Eating seasonal products is an easier commitment to maintain when favouring local producers. Buying responsibly is about supporting local farmers and adapting your diet to the environment and not the other way around. However, eating locally requires changing your diet a bit and its organisation. Read on for more about this trend disrupting local economies.
According to the INRA, 17% of greenhouse gas emissions from food come from transportation: by choosing to buy local products, consumers have an undeniable impact. However, the definition of local can vary: is it within the district? The region? 100km? Or simply products from your own country? Behind the term local hides many understandings depending on where you live and how harsh winter is - as it affects the quality of fruits and vegetables you have access to. Additionally, there are tropical products which are hard to consume locally: tea, coffee, spices, chocolate… they all come from far away. These are called the ‘Marco Polo exemptions’: in those instances, favour products which travel by boat and try to have fun picking them locally too. Infusion rather than tea, chicory or roasted barley tea rather than coffee… enough to bring variety to your plate!
If some supermarkets try to supply closest to them, local producers favour a shorter route, reducing the number of intermediaries as much as possible. It can be direct sale (to a business), selling to an AMAP (Society to Support Peasant Agriculture), a market (make sure you are dealing with a producer directly not a reseller) or producer shops. Everybody wins!

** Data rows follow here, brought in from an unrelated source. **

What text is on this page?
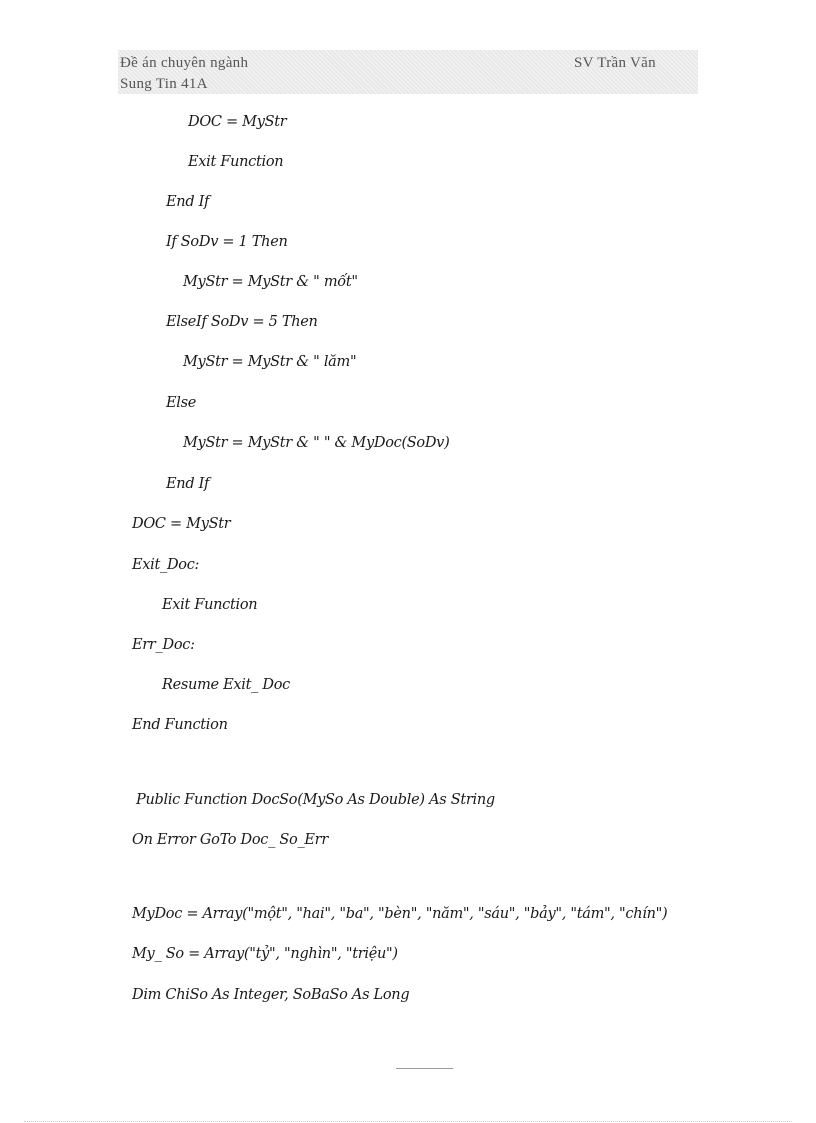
Đề án chuyên ngành
Sung Tin 41A
SV Trần Văn
DOC = MyStr
Exit Function
End If
If SoDv = 1 Then
MyStr = MyStr & " mốt"
ElseIf SoDv = 5 Then
MyStr = MyStr & " lăm"
Else
MyStr = MyStr & " " & MyDoc(SoDv)
End If
DOC = MyStr
Exit_Doc:
Exit Function
Err_Doc:
Resume Exit_ Doc
End Function
Public Function DocSo(MySo As Double) As String
On Error GoTo Doc_ So_Err
MyDoc = Array("một", "hai", "ba", "bèn", "năm", "sáu", "bảy", "tám", "chín")
My_ So = Array("tỷ", "nghìn", "triệu")
Dim ChiSo As Integer, SoBaSo As Long
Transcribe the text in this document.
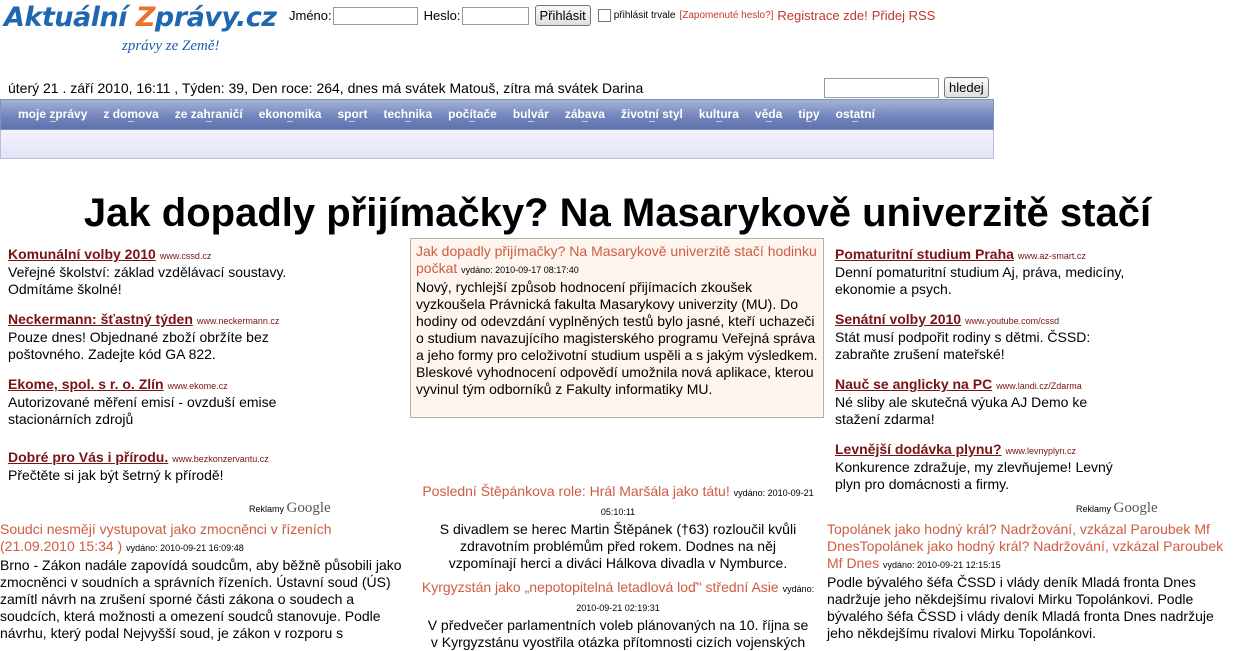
Aktuální Zprávy.cz
zprávy ze Země!
Jméno:	Heslo:	Přihlásit	přihlásit trvale [Zapomenuté heslo?] Registrace zde! Přidej RSS
úterý 21 . září 2010, 16:11 , Týden: 39, Den roce: 264, dnes má svátek Matouš, zítra má svátek Darina	hledej
moje zprávy	z domova	ze zahraničí	ekonomika	sport	technika	počítače	bulvár	zábava	životní styl	kultura	věda	tipy	ostatní
Jak dopadly přijímačky? Na Masarykově univerzitě stačí
Komunální volby 2010 www.cssd.cz
Veřejné školství: základ vzdělávací soustavy. Odmítáme školné!
Neckermann: šťastný týden www.neckermann.cz
Pouze dnes! Objednané zboží obržíte bez poštovného. Zadejte kód GA 822.
Ekome, spol. s r. o. Zlín www.ekome.cz
Autorizované měření emisí - ovzduší emise stacionárních zdrojů
Dobré pro Vás i přírodu. www.bezkonzervantu.cz
Přečtěte si jak být šetrný k přírodě!
Pomaturitní studium Praha www.az-smart.cz
Denní pomaturitní studium Aj, práva, medicíny, ekonomie a psych.
Senátní volby 2010 www.youtube.com/cssd
Stát musí podpořit rodiny s dětmi. ČSSD: zabraňte zrušení mateřské!
Nauč se anglicky na PC www.landi.cz/Zdarma
Né sliby ale skutečná výuka AJ Demo ke stažení zdarma!
Levnější dodávka plynu? www.levnyplyn.cz
Konkurence zdražuje, my zlevňujeme! Levný plyn pro domácnosti a firmy.
Jak dopadly přijímačky? Na Masarykově univerzitě stačí hodinku počkat vydáno: 2010-09-17 08:17:40
Nový, rychlejší způsob hodnocení přijímacích zkoušek vyzkoušela Právnická fakulta Masarykovy univerzity (MU). Do hodiny od odevzdání vyplněných testů bylo jasné, kteří uchazeči o studium navazujícího magisterského programu Veřejná správa a jeho formy pro celoživotní studium uspěli a s jakým výsledkem. Bleskové vyhodnocení odpovědí umožnila nová aplikace, kterou vyvinul tým odborníků z Fakulty informatiky MU.
Reklamy Google	Reklamy Google
Soudci nesmějí vystupovat jako zmocněnci v řízeních (21.09.2010 15:34 ) vydáno: 2010-09-21 16:09:48
Brno - Zákon nadále zapovídá soudcům, aby běžně působili jako zmocněnci v soudních a správních řízeních. Ústavní soud (ÚS) zamítl návrh na zrušení sporné části zákona o soudech a soudcích, která možnosti a omezení soudců stanovuje. Podle návrhu, který podal Nejvyšší soud, je zákon v rozporu s
Poslední Štěpánkova role: Hrál Maršála jako tátu! vydáno: 2010-09-21 05:10:11
S divadlem se herec Martin Štěpánek (†63) rozloučil kvůli zdravotním problémům před rokem. Dodnes na něj vzpomínají herci a diváci Hálkova divadla v Nymburce.
Kyrgyzstán jako „nepotopitelná letadlová loď" střední Asie vydáno: 2010-09-21 02:19:31
V předvečer parlamentních voleb plánovaných na 10. října se v Kyrgyzstánu vyostřila otázka přítomnosti cizích vojenských
Topolánek jako hodný král? Nadržování, vzkázal Paroubek Mf DnesTopolánek jako hodný král? Nadržování, vzkázal Paroubek Mf Dnes vydáno: 2010-09-21 12:15:15
Podle bývalého šéfa ČSSD i vlády deník Mladá fronta Dnes nadržuje jeho někdejšímu rivalovi Mirku Topolánkovi. Podle bývalého šéfa ČSSD i vlády deník Mladá fronta Dnes nadržuje jeho někdejšímu rivalovi Mirku Topolánkovi.
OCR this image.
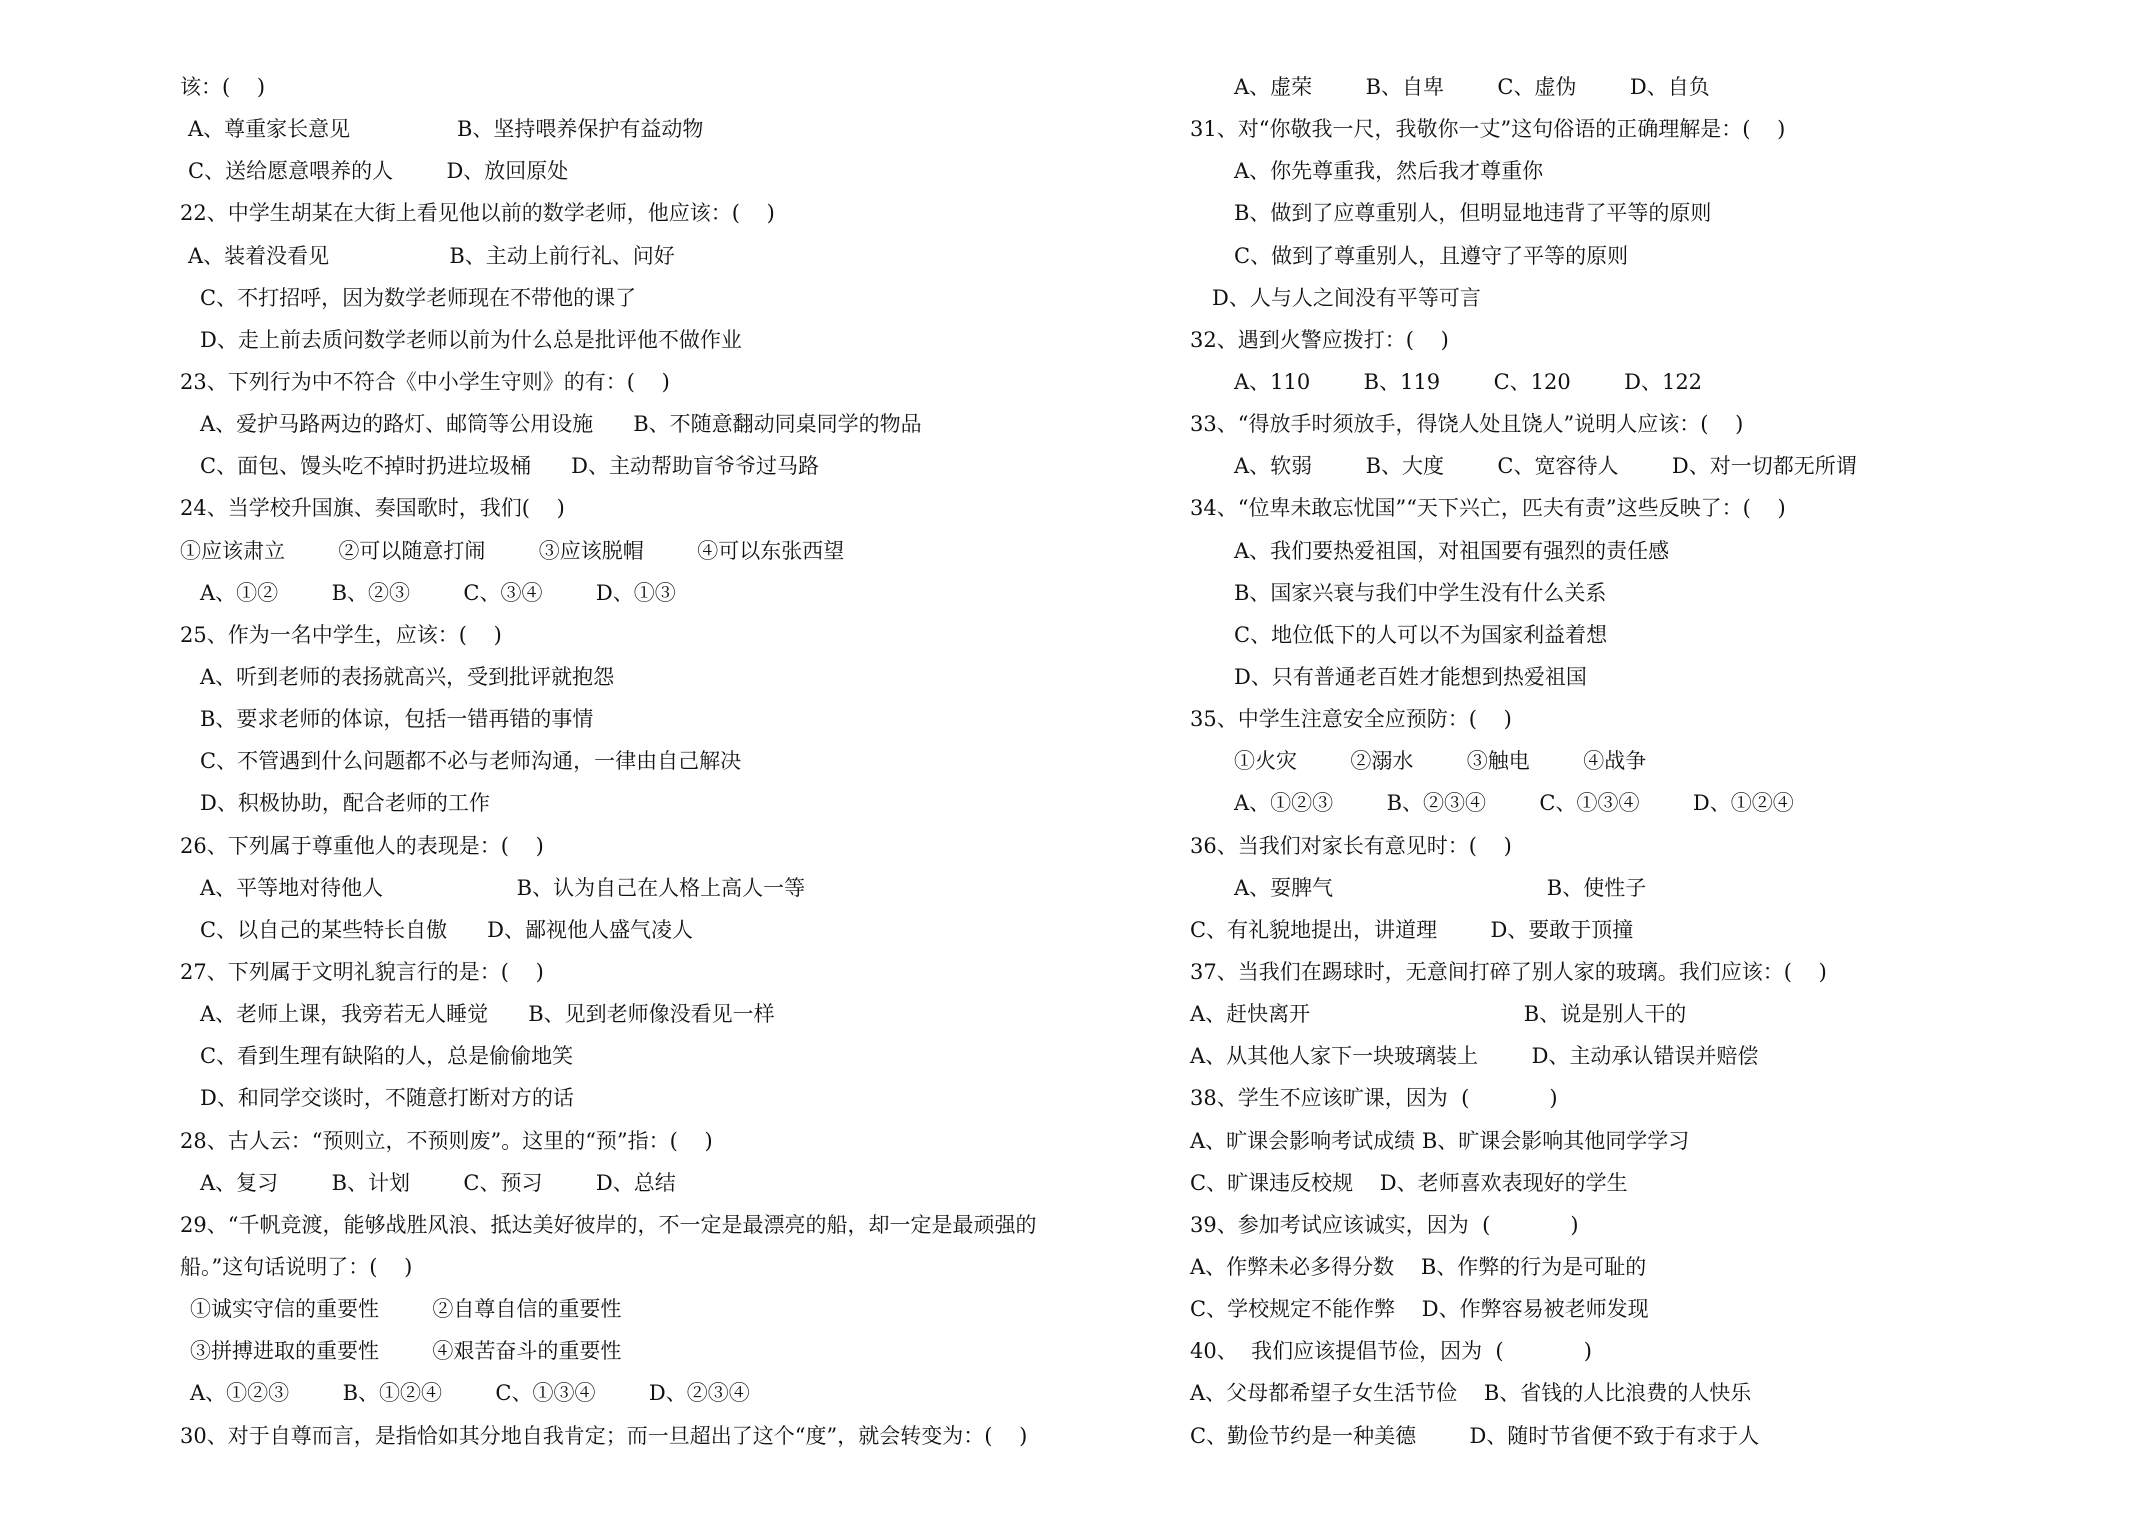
该：(    )
A、尊重家长意见                B、坚持喂养保护有益动物
C、送给愿意喂养的人        D、放回原处
22、中学生胡某在大街上看见他以前的数学老师，他应该：(    )
A、装着没看见                  B、主动上前行礼、问好
C、不打招呼，因为数学老师现在不带他的课了
D、走上前去质问数学老师以前为什么总是批评他不做作业
23、下列行为中不符合《中小学生守则》的有：(    )
A、爱护马路两边的路灯、邮筒等公用设施      B、不随意翻动同桌同学的物品
C、面包、馒头吃不掉时扔进垃圾桶      D、主动帮助盲爷爷过马路
24、当学校升国旗、奏国歌时，我们(    )
①应该肃立        ②可以随意打闹        ③应该脱帽        ④可以东张西望
A、①②        B、②③        C、③④        D、①③
25、作为一名中学生，应该：(    )
A、听到老师的表扬就高兴，受到批评就抱怨
B、要求老师的体谅，包括一错再错的事情
C、不管遇到什么问题都不必与老师沟通，一律由自己解决
D、积极协助，配合老师的工作
26、下列属于尊重他人的表现是：(    )
A、平等地对待他人                    B、认为自己在人格上高人一等
C、以自己的某些特长自傲      D、鄙视他人盛气凌人
27、下列属于文明礼貌言行的是：(    )
A、老师上课，我旁若无人睡觉      B、见到老师像没看见一样
C、看到生理有缺陷的人，总是偷偷地笑
D、和同学交谈时，不随意打断对方的话
28、古人云：“预则立，不预则废”。这里的“预”指：(    )
A、复习        B、计划        C、预习        D、总结
29、“千帆竞渡，能够战胜风浪、抵达美好彼岸的，不一定是最漂亮的船，却一定是最顽强的
船。”这句话说明了：(    )
①诚实守信的重要性        ②自尊自信的重要性
③拼搏进取的重要性        ④艰苦奋斗的重要性
A、①②③        B、①②④        C、①③④        D、②③④
30、对于自尊而言，是指恰如其分地自我肯定；而一旦超出了这个“度”，就会转变为：(    )
A、虚荣        B、自卑        C、虚伪        D、自负
31、对“你敬我一尺，我敬你一丈”这句俗语的正确理解是：(    )
A、你先尊重我，然后我才尊重你
B、做到了应尊重别人，但明显地违背了平等的原则
C、做到了尊重别人，且遵守了平等的原则
D、人与人之间没有平等可言
32、遇到火警应拨打：(    )
A、110        B、119        C、120        D、122
33、“得放手时须放手，得饶人处且饶人”说明人应该：(    )
A、软弱        B、大度        C、宽容待人        D、对一切都无所谓
34、“位卑未敢忘忧国”“天下兴亡，匹夫有责”这些反映了：(    )
A、我们要热爱祖国，对祖国要有强烈的责任感
B、国家兴衰与我们中学生没有什么关系
C、地位低下的人可以不为国家利益着想
D、只有普通老百姓才能想到热爱祖国
35、中学生注意安全应预防：(    )
①火灾        ②溺水        ③触电        ④战争
A、①②③        B、②③④        C、①③④        D、①②④
36、当我们对家长有意见时：(    )
A、耍脾气                                B、使性子
C、有礼貌地提出，讲道理        D、要敢于顶撞
37、当我们在踢球时，无意间打碎了别人家的玻璃。我们应该：(    )
A、赶快离开                                B、说是别人干的
A、从其他人家下一块玻璃装上        D、主动承认错误并赔偿
38、学生不应该旷课，因为  (            )
A、旷课会影响考试成绩 B、旷课会影响其他同学学习
C、旷课违反校规    D、老师喜欢表现好的学生
39、参加考试应该诚实，因为  (            )
A、作弊未必多得分数    B、作弊的行为是可耻的
C、学校规定不能作弊    D、作弊容易被老师发现
40、  我们应该提倡节俭，因为  (            )
A、父母都希望子女生活节俭    B、省钱的人比浪费的人快乐
C、勤俭节约是一种美德        D、随时节省便不致于有求于人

Choosing to eat only seasonal fruits and vegetables means knowing how to store them out of season in order to keep eating them! In full season, production can be particularly fruitful: apples turned into applesauce; tomatoes simmered into sauces sterilised in jars; jams when fruits are ripe… This is when they have to be cooked and stored as canned or frozen goods: ask your local producer to find out when his or her products will be ripe! At the height of their quality and taste (nature does its job well), seasonal products from nearby are extra-fresh which makes them even more delicious. It explains the number of transformation plants (for canned or frozen goods) around farming exploitations and producers to best preserve the products at its peak. Thanks to intense harvests, we can enjoy them all year long.